A PNRS conceitua de maneira moderna o que se costuma chamar de lixo, já separando no texto da lei dos resíduos sólidos – que podem ser reaproveitados para o bem da conservação ambiental e da economia – os rejeitos que tratados, devem merecer um destino final ambientalmente correto. A primeira intenção, porém, é evitar a produção de resíduos rejeitos: não gerar, reduzir, reutilizar, reciclar.
A responsabilidade sobre os resíduos deve ser compartilhada entre o poder público, as empresas e os cidadãos. A gestão deve ser integrada e compreender, por exemplo, a elaboração de planos de gestão (nacional, estaduais, municipais e empresariais), e a inclusão social por meio do fortalecimento das cooperativas de catadores.

Quando eleito deputado federal, em 2006, assumi o compromisso de elaborar, articular e cobrar a aprovação da PNRS, após a bem sucedida experiência com a lei estadual 12.300/2006, da qual fui o autor e com a qual disciplinamos a gestão dos resíduos sólidos no Estado de São Paulo, e assim conseguimos fazer.

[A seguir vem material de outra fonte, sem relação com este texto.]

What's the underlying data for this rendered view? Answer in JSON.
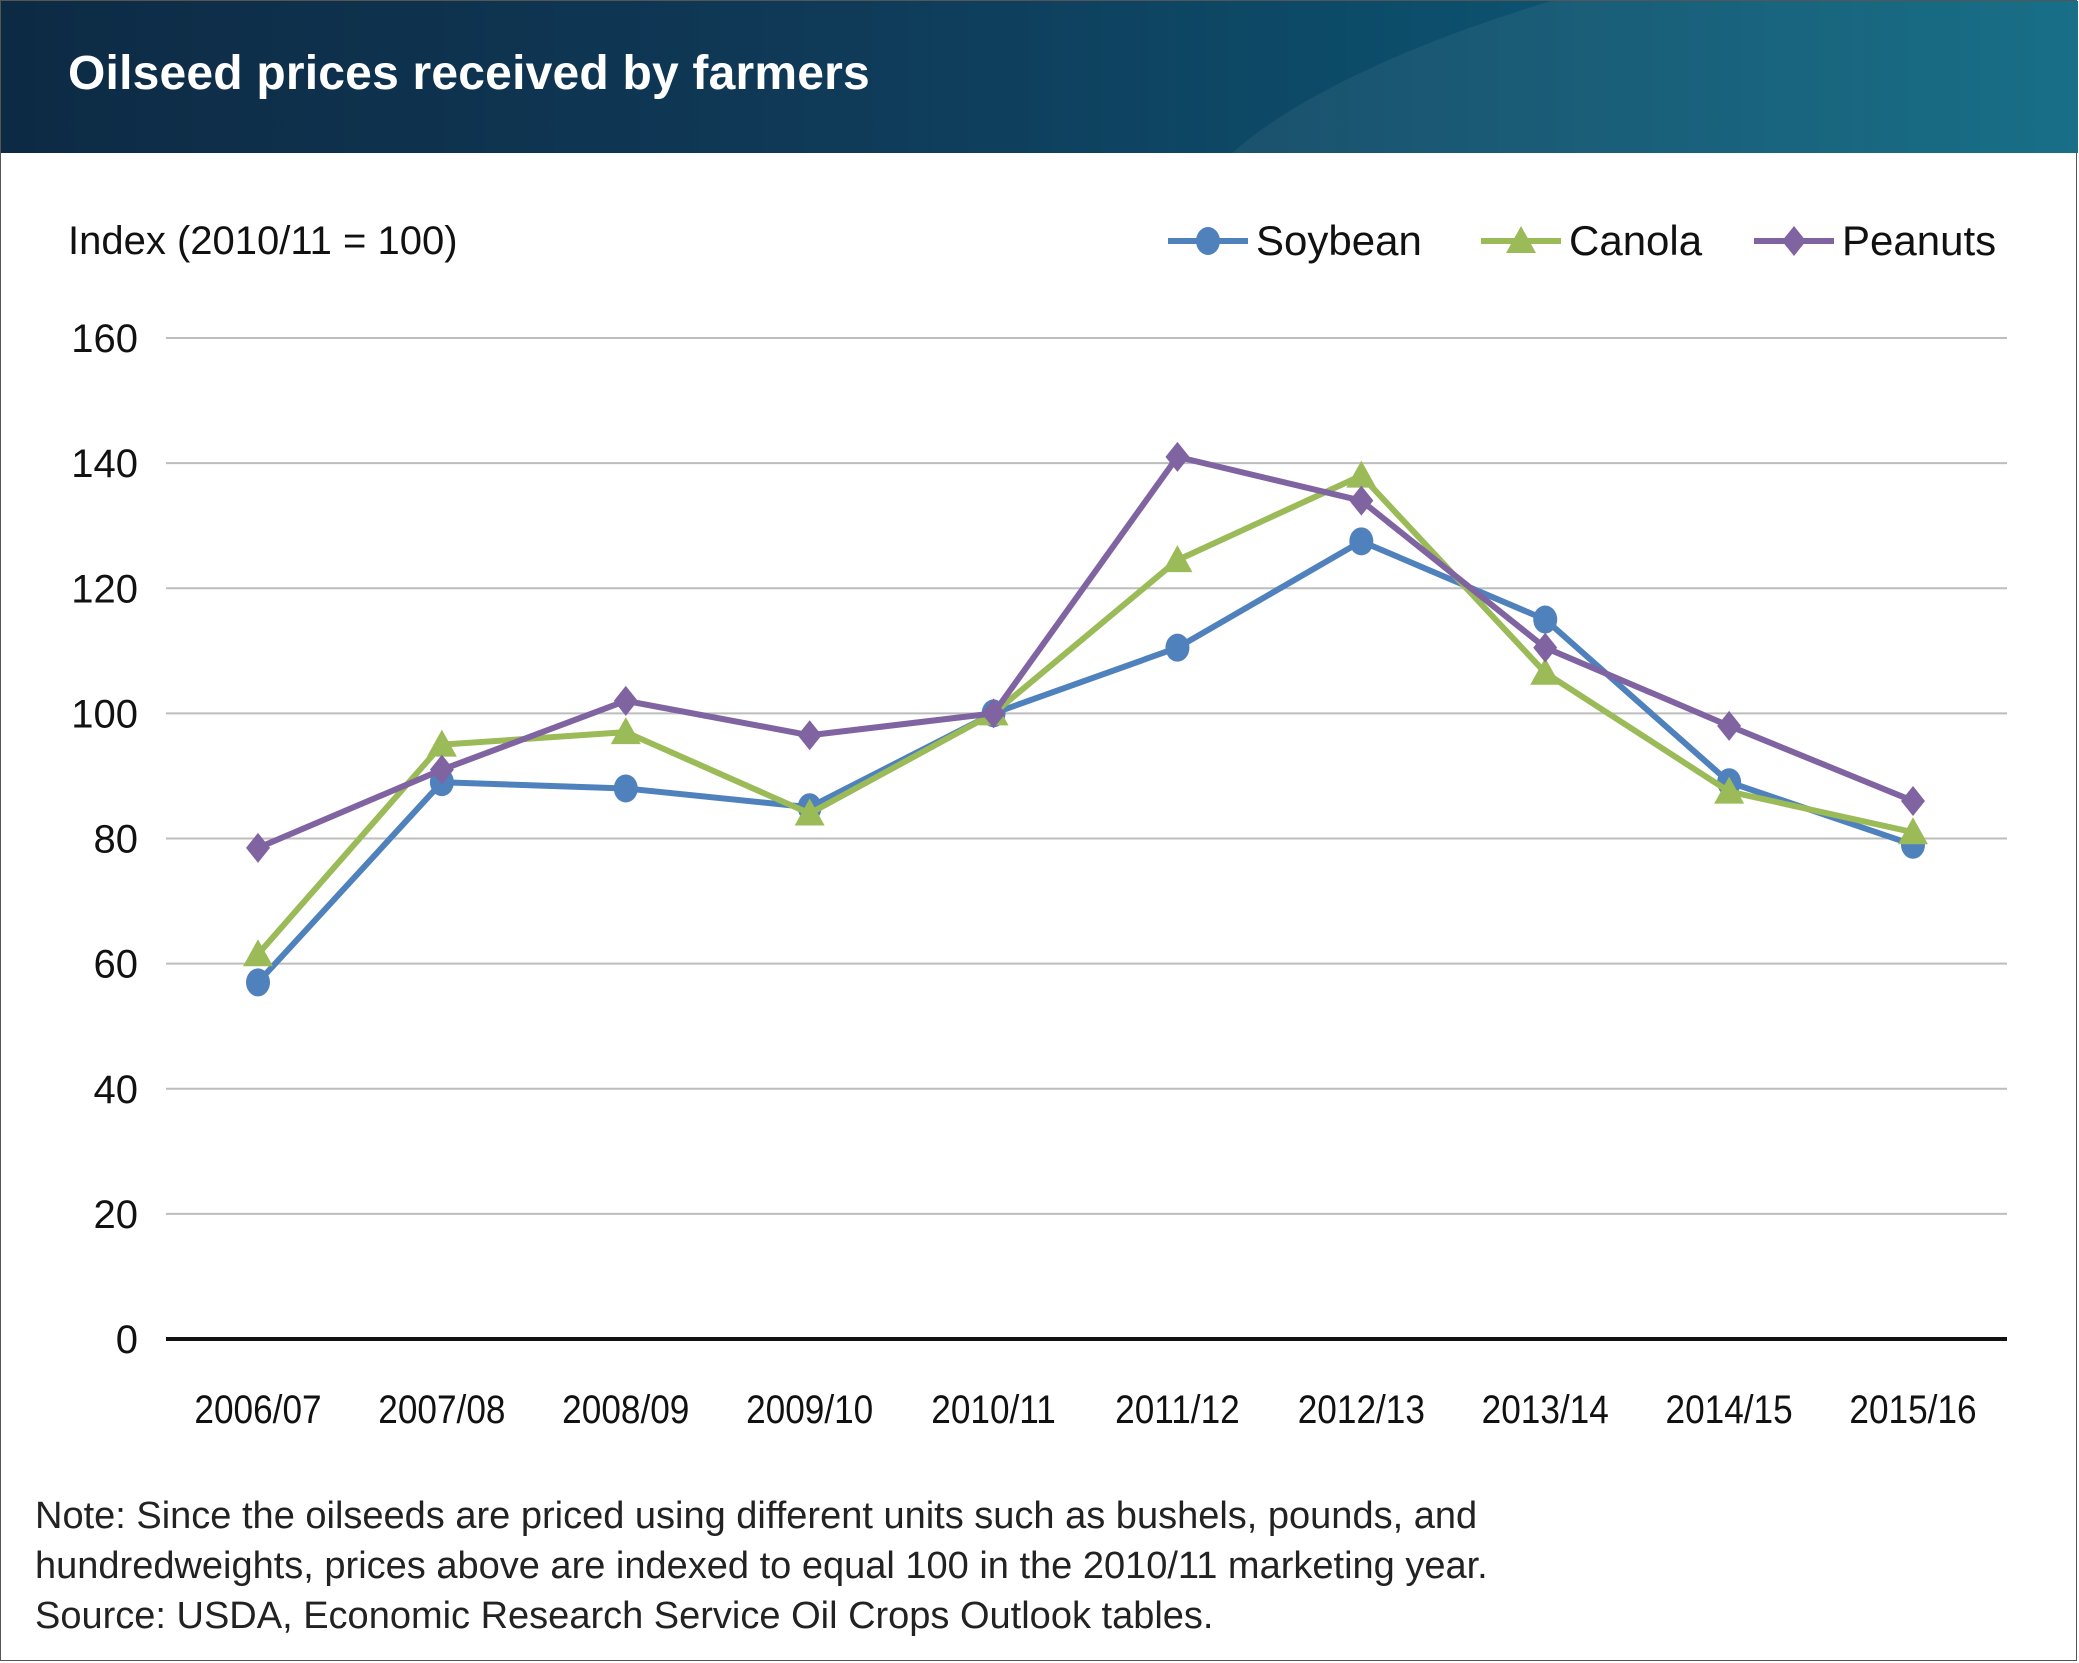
{
  "header": {
    "title": "Oilseed prices received by farmers"
  },
  "chart_data": {
    "type": "line",
    "title": "Oilseed prices received by farmers",
    "ylabel": "Index (2010/11 = 100)",
    "xlabel": "",
    "categories": [
      "2006/07",
      "2007/08",
      "2008/09",
      "2009/10",
      "2010/11",
      "2011/12",
      "2012/13",
      "2013/14",
      "2014/15",
      "2015/16"
    ],
    "ylim": [
      0,
      160
    ],
    "yticks": [
      "0",
      "20",
      "40",
      "60",
      "80",
      "100",
      "120",
      "140",
      "160"
    ],
    "grid": true,
    "legend_position": "top-right",
    "series": [
      {
        "name": "Soybean",
        "color": "#4f81bd",
        "marker": "circle",
        "values": [
          57,
          89,
          88,
          85,
          100,
          110.5,
          127.5,
          115,
          89,
          79
        ]
      },
      {
        "name": "Canola",
        "color": "#9bbb59",
        "marker": "triangle",
        "values": [
          61.5,
          95,
          97,
          84,
          100,
          124.5,
          138,
          106.5,
          87.5,
          81
        ]
      },
      {
        "name": "Peanuts",
        "color": "#8064a2",
        "marker": "diamond",
        "values": [
          78.5,
          91,
          102,
          96.5,
          100,
          141,
          134,
          110.5,
          98,
          86
        ]
      }
    ]
  },
  "footer": {
    "note_line1": "Note: Since the oilseeds are priced using different units such as bushels, pounds, and",
    "note_line2": "hundredweights, prices above are indexed to equal 100 in the 2010/11 marketing year.",
    "source": "Source: USDA, Economic Research Service Oil Crops Outlook tables."
  }
}
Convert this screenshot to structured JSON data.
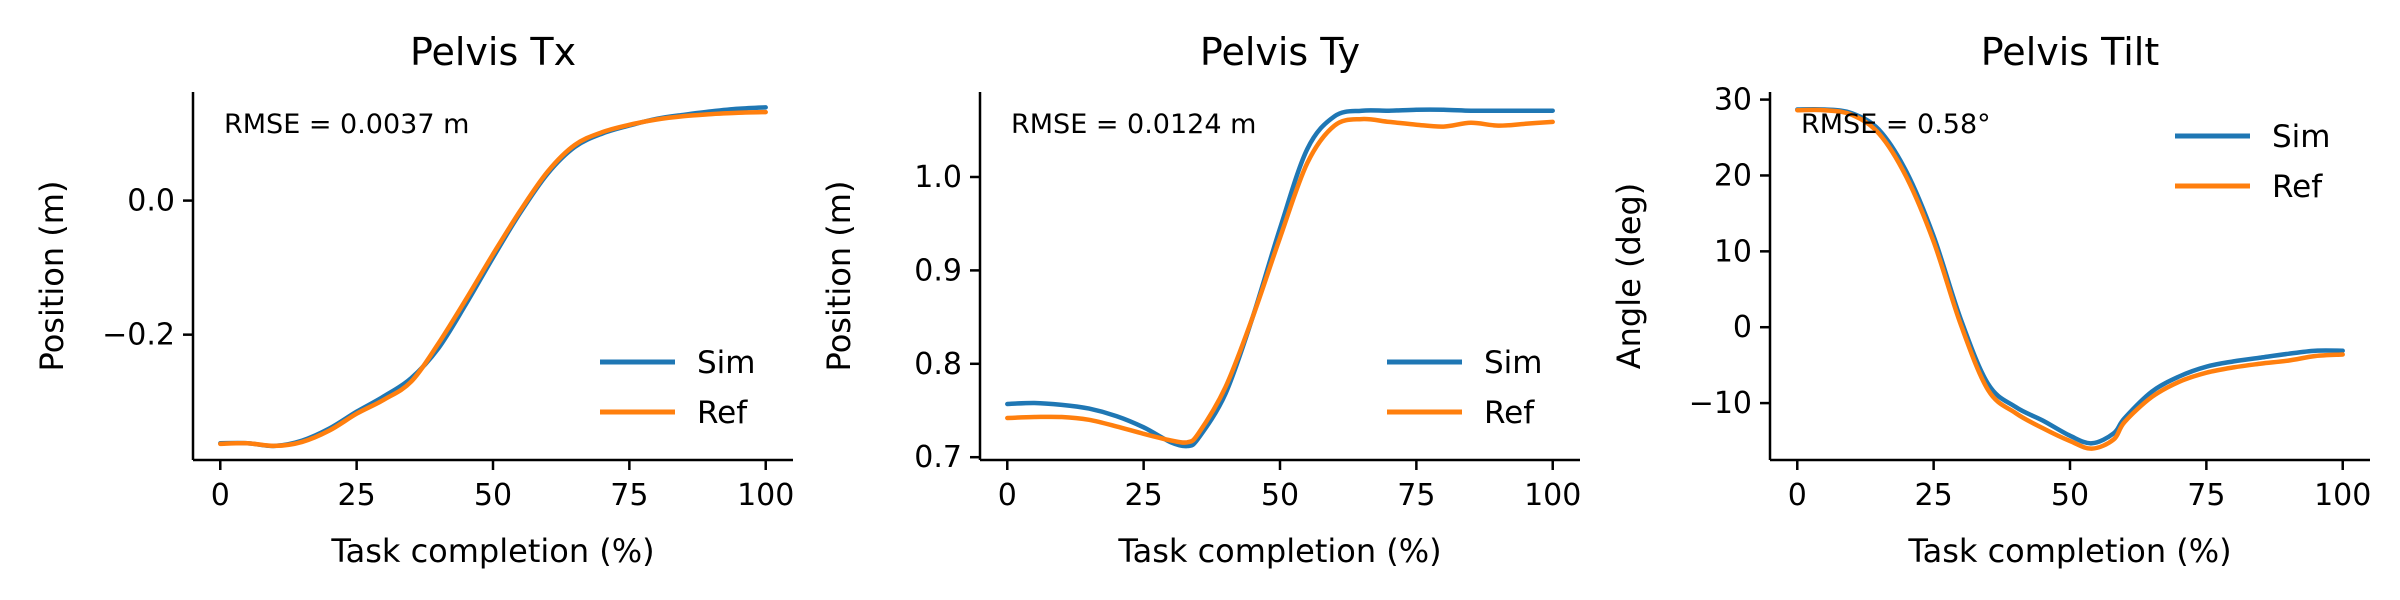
{
  "colors": {
    "sim": "#1f77b4",
    "ref": "#ff7f0e",
    "axis": "#000000"
  },
  "chart_data": [
    {
      "type": "line",
      "title": "Pelvis Tx",
      "xlabel": "Task completion (%)",
      "ylabel": "Position (m)",
      "annotation": "RMSE = 0.0037 m",
      "xlim": [
        -5,
        105
      ],
      "ylim": [
        -0.387,
        0.162
      ],
      "xticks": [
        0,
        25,
        50,
        75,
        100
      ],
      "xtick_labels": [
        "0",
        "25",
        "50",
        "75",
        "100"
      ],
      "yticks": [
        0.0,
        -0.2
      ],
      "ytick_labels": [
        "0.0",
        "−0.2"
      ],
      "legend_position": "lower right",
      "legend": [
        "Sim",
        "Ref"
      ],
      "x": [
        0,
        5,
        10,
        15,
        20,
        25,
        30,
        35,
        40,
        45,
        50,
        55,
        60,
        65,
        70,
        75,
        80,
        85,
        90,
        95,
        100
      ],
      "series": [
        {
          "name": "Sim",
          "color": "sim",
          "values": [
            -0.362,
            -0.362,
            -0.366,
            -0.358,
            -0.34,
            -0.315,
            -0.292,
            -0.265,
            -0.22,
            -0.155,
            -0.085,
            -0.018,
            0.04,
            0.08,
            0.1,
            0.112,
            0.122,
            0.128,
            0.133,
            0.137,
            0.139
          ]
        },
        {
          "name": "Ref",
          "color": "ref",
          "values": [
            -0.363,
            -0.362,
            -0.366,
            -0.36,
            -0.343,
            -0.318,
            -0.297,
            -0.27,
            -0.213,
            -0.148,
            -0.08,
            -0.015,
            0.043,
            0.083,
            0.102,
            0.113,
            0.121,
            0.126,
            0.129,
            0.131,
            0.132
          ]
        }
      ]
    },
    {
      "type": "line",
      "title": "Pelvis Ty",
      "xlabel": "Task completion (%)",
      "ylabel": "Position (m)",
      "annotation": "RMSE = 0.0124 m",
      "xlim": [
        -5,
        105
      ],
      "ylim": [
        0.697,
        1.091
      ],
      "xticks": [
        0,
        25,
        50,
        75,
        100
      ],
      "xtick_labels": [
        "0",
        "25",
        "50",
        "75",
        "100"
      ],
      "yticks": [
        0.7,
        0.8,
        0.9,
        1.0
      ],
      "ytick_labels": [
        "0.7",
        "0.8",
        "0.9",
        "1.0"
      ],
      "legend_position": "lower right",
      "legend": [
        "Sim",
        "Ref"
      ],
      "x": [
        0,
        5,
        10,
        15,
        20,
        25,
        30,
        33,
        35,
        40,
        45,
        50,
        55,
        60,
        65,
        70,
        75,
        80,
        85,
        90,
        95,
        100
      ],
      "series": [
        {
          "name": "Sim",
          "color": "sim",
          "values": [
            0.757,
            0.758,
            0.756,
            0.752,
            0.744,
            0.732,
            0.716,
            0.712,
            0.72,
            0.768,
            0.85,
            0.945,
            1.03,
            1.065,
            1.071,
            1.071,
            1.072,
            1.072,
            1.071,
            1.071,
            1.071,
            1.071
          ]
        },
        {
          "name": "Ref",
          "color": "ref",
          "values": [
            0.742,
            0.743,
            0.743,
            0.74,
            0.733,
            0.725,
            0.718,
            0.716,
            0.725,
            0.775,
            0.85,
            0.935,
            1.015,
            1.055,
            1.062,
            1.059,
            1.056,
            1.054,
            1.058,
            1.055,
            1.057,
            1.059
          ]
        }
      ]
    },
    {
      "type": "line",
      "title": "Pelvis Tilt",
      "xlabel": "Task completion (%)",
      "ylabel": "Angle (deg)",
      "annotation": "RMSE = 0.58°",
      "xlim": [
        -5,
        105
      ],
      "ylim": [
        -17.5,
        31
      ],
      "xticks": [
        0,
        25,
        50,
        75,
        100
      ],
      "xtick_labels": [
        "0",
        "25",
        "50",
        "75",
        "100"
      ],
      "yticks": [
        -10,
        0,
        10,
        20,
        30
      ],
      "ytick_labels": [
        "−10",
        "0",
        "10",
        "20",
        "30"
      ],
      "legend_position": "upper right",
      "legend": [
        "Sim",
        "Ref"
      ],
      "x": [
        0,
        5,
        10,
        15,
        20,
        25,
        30,
        35,
        40,
        45,
        50,
        54,
        58,
        60,
        65,
        70,
        75,
        80,
        85,
        90,
        95,
        100
      ],
      "series": [
        {
          "name": "Sim",
          "color": "sim",
          "values": [
            28.7,
            28.7,
            28.2,
            26.0,
            20.5,
            12.0,
            1.0,
            -7.5,
            -10.5,
            -12.3,
            -14.3,
            -15.3,
            -14.0,
            -12.0,
            -8.5,
            -6.5,
            -5.2,
            -4.5,
            -4.0,
            -3.5,
            -3.1,
            -3.1
          ]
        },
        {
          "name": "Ref",
          "color": "ref",
          "values": [
            28.6,
            28.6,
            28.0,
            25.5,
            19.8,
            11.3,
            0.3,
            -8.3,
            -11.3,
            -13.3,
            -15.0,
            -16.0,
            -14.8,
            -12.5,
            -9.2,
            -7.2,
            -6.0,
            -5.3,
            -4.8,
            -4.4,
            -3.8,
            -3.6
          ]
        }
      ]
    }
  ]
}
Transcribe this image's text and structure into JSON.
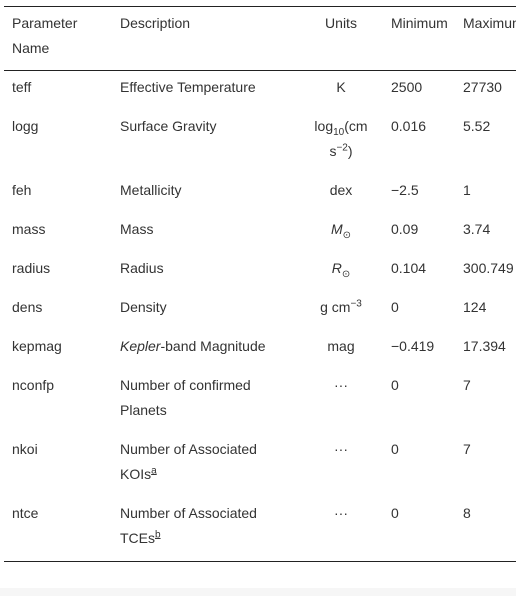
{
  "headers": {
    "name": "Parameter Name",
    "description": "Description",
    "units": "Units",
    "minimum": "Minimum",
    "maximum": "Maximum"
  },
  "rows": [
    {
      "name": "teff",
      "description": "Effective Temperature",
      "units": "K",
      "min": "2500",
      "max": "27730"
    },
    {
      "name": "logg",
      "description": "Surface Gravity",
      "units_base": "log",
      "units_sub": "10",
      "units_rest": "(cm s",
      "units_sup": "−2",
      "units_end": ")",
      "min": "0.016",
      "max": "5.52"
    },
    {
      "name": "feh",
      "description": "Metallicity",
      "units": "dex",
      "min": "−2.5",
      "max": "1"
    },
    {
      "name": "mass",
      "description": "Mass",
      "units_sym": "M",
      "units_sym_sub": "⊙",
      "min": "0.09",
      "max": "3.74"
    },
    {
      "name": "radius",
      "description": "Radius",
      "units_sym": "R",
      "units_sym_sub": "⊙",
      "min": "0.104",
      "max": "300.749"
    },
    {
      "name": "dens",
      "description": "Density",
      "units_base": "g cm",
      "units_sup": "−3",
      "min": "0",
      "max": "124"
    },
    {
      "name": "kepmag",
      "description_ital": "Kepler",
      "description_rest": "-band Magnitude",
      "units": "mag",
      "min": "−0.419",
      "max": "17.394"
    },
    {
      "name": "nconfp",
      "description": "Number of confirmed Planets",
      "units": "···",
      "min": "0",
      "max": "7"
    },
    {
      "name": "nkoi",
      "description": "Number of Associated KOIs",
      "footnote": "a",
      "units": "···",
      "min": "0",
      "max": "7"
    },
    {
      "name": "ntce",
      "description": "Number of Associated TCEs",
      "footnote": "b",
      "units": "···",
      "min": "0",
      "max": "8"
    }
  ]
}
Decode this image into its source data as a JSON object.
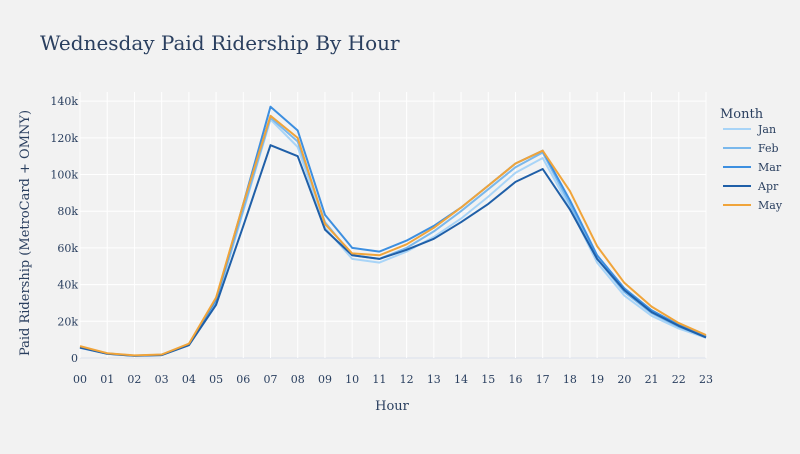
{
  "chart_data": {
    "type": "line",
    "title": "Wednesday Paid Ridership By Hour",
    "xlabel": "Hour",
    "ylabel": "Paid Ridership (MetroCard + OMNY)",
    "x": [
      "00",
      "01",
      "02",
      "03",
      "04",
      "05",
      "06",
      "07",
      "08",
      "09",
      "10",
      "11",
      "12",
      "13",
      "14",
      "15",
      "16",
      "17",
      "18",
      "19",
      "20",
      "21",
      "22",
      "23"
    ],
    "ylim": [
      0,
      145000
    ],
    "yticks": [
      0,
      20000,
      40000,
      60000,
      80000,
      100000,
      120000,
      140000
    ],
    "ytick_labels": [
      "0",
      "20k",
      "40k",
      "60k",
      "80k",
      "100k",
      "120k",
      "140k"
    ],
    "grid": true,
    "legend": {
      "title": "Month",
      "placement": "top-right"
    },
    "series": [
      {
        "name": "Jan",
        "color": "#a8d4f7",
        "values": [
          5500,
          2300,
          1200,
          1600,
          7000,
          30000,
          80000,
          130000,
          115000,
          71000,
          54000,
          52000,
          58000,
          66000,
          76000,
          88000,
          101000,
          109000,
          82000,
          52000,
          34000,
          23000,
          16000,
          11000
        ]
      },
      {
        "name": "Feb",
        "color": "#7ab8ec",
        "values": [
          5800,
          2400,
          1250,
          1700,
          7200,
          31000,
          81000,
          131000,
          118000,
          74000,
          56000,
          54000,
          60000,
          69000,
          80000,
          92000,
          104000,
          112000,
          84000,
          54000,
          36000,
          24500,
          17000,
          11500
        ]
      },
      {
        "name": "Mar",
        "color": "#3d8fe0",
        "values": [
          6000,
          2500,
          1300,
          1800,
          7500,
          32000,
          84000,
          137000,
          124000,
          78000,
          60000,
          58000,
          64000,
          72000,
          82000,
          94000,
          106000,
          113000,
          86000,
          56000,
          38000,
          26000,
          18000,
          12000
        ]
      },
      {
        "name": "Apr",
        "color": "#1f5fa8",
        "values": [
          5600,
          2300,
          1200,
          1600,
          7000,
          29000,
          72000,
          116000,
          110000,
          70000,
          56000,
          54000,
          59000,
          65000,
          74000,
          84000,
          96000,
          103000,
          81000,
          54000,
          37000,
          25000,
          17500,
          11200
        ]
      },
      {
        "name": "May",
        "color": "#f0a43a",
        "values": [
          6500,
          2600,
          1400,
          1900,
          7800,
          33000,
          84000,
          132000,
          120000,
          73000,
          57000,
          56000,
          62000,
          71000,
          82000,
          94000,
          106000,
          113000,
          91000,
          61000,
          41000,
          28000,
          19000,
          12500
        ]
      }
    ]
  }
}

A PNRS tem importantes repercussões sociais na área de saúde pública e na economia. Em 2012, por exemplo, a reciclagem de latas de alumínio para bebidas movimentou R$ 1,8 bilhão no País. Somente a etapa de coleta (a compra das latas usadas) fez circular R$ 645 milhões, o equivalente à geração de emprego e renda para 251 mil pessoas.
À PNRS devem se somar as outras políticas nacionais críticas para o desenvolvimento sustentável do País, como as de Saneamento, de Mudanças Climáticas, de Meio Ambiente e de Educação Ambiental. Aliás, sem educação continuada para a formação da cidadania como substância do desenvolvimento democrático, pouco se avançará na implantação da PNRS.
O Brasil desperdiça R$ 8 bilhões por ano ao não manejar adequadamente seus resíduos sólidos urbanos. Toneladas de embalagens e outros materiais remetidos ao “lixo” têm valor econômico destacado e podem basear o surgimento de novos e prósperos negócios oriundos da reciclagem, reuso e reaproveitamento de resíduos. Quem sabe não será por aí que as cidades brasileiras começarão a resolver o pagamento secular de uma das piores faturas das gestões municipais: a da coleta e destino final dos resíduos e rejeitos gerado pela sociedade nas áreas urbanas?